When comparing the smoothed error rates in Table 3, bagging outperforms all the other sampling methods whenever it is used to construct the ensemble multiple classifier systems in software effort prediction. Bagging exhibits a smoothed error rate of 16.5 %, followed by boosting (19.4 %) and feature selection (20.3 %). However, there appears to be no significant difference in performance between boosting and feature selection at the 5 % level. Poor performance is observed when stacking is used, achieving a smoothed error rate of 26.9 %.

From Table 4, the results show that static parallel ensemble multiple classifier systems performs better in terms of predicting software effort when compared with either dynamic classifier selection or multi-stage systems. The difference in performance between the three systems is significantly different at the 5 % level.

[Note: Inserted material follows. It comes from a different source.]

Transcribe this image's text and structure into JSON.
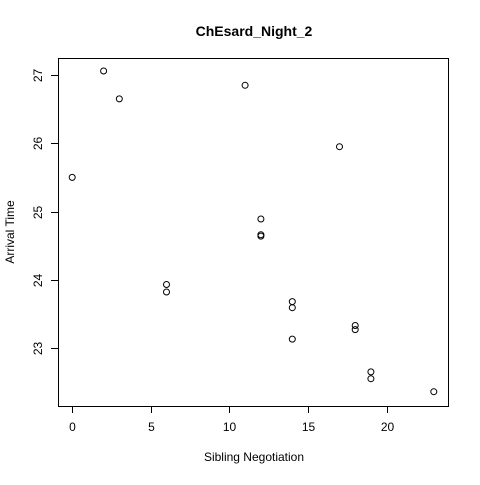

All the static parallel systems (Fig. 2) show some potential to significantly outperform the baseline. However, stacking and bagging are the weakest, with only ensembles using ANN, LgD and DT showing major improvement over the other multiple classifier architectures.

Multi-stage systems provide statistically significant benefits over baseline models. The clear winners are feature selection and boosting, which provide large and significant improvements over the baseline and other multiple classifier systems for all methods considered, with best performance when applied to NBC (Fig. 3).

DCSs that look to segment the population into a number of sub-regions are consistently poor performers, with all the experiments yielding results that are inferior to the single best classifier. However, the performance of most static parallel and multi-stage combination strategies provide statistically significant improvements compared to DCSs (Fig. 4).

6 Conclusion

Machine learning has proved to be promising for automating software development effort. The rise of big data is most likely the largest catalyst. There are other factors as well that have made machine learning algorithms faster and easier to run which has been of great benefit to engineers. Not only does it enable the replication of results it provides some of the much needed automation capability in terms of engineering analysis and automated process planning. This covers design of software development processes in a wide range of domains. Multiple classifier learning could be involved here in areas such as learning process plans, learning error recovery strategies, learning and models for physical processes, and so on.

In this chapter we have proposed a strategy that uses machine learning techniques to improve software effort predictive accuracy. In summary, it has been found that a combination of multiple classifiers can enhance the classification and prediction accuracy of software effort to a great extent. Based on the experiments and findings on this paper, it can be concluded that multiple classifier combination can play an important role in the accurate and unbiased prediction of software effort by making full use of the abundant and detailed information in software projects and integrating the benefits of different classifiers. Thus, we can conclude that practitioners and researchers may use bagging and boosting for constructing models to predict software effort especially when measuring the quality of systems in software development. In fact, multiple classifier learning provides a new style of software development. But there are still many issues for further study, for example, developing models that would identify trends in effort revisions, selection of larger datasets, selection of member classifier, optimization of feature sets and determination of combination strategy. We intend to present our future findings in the next research journal paper.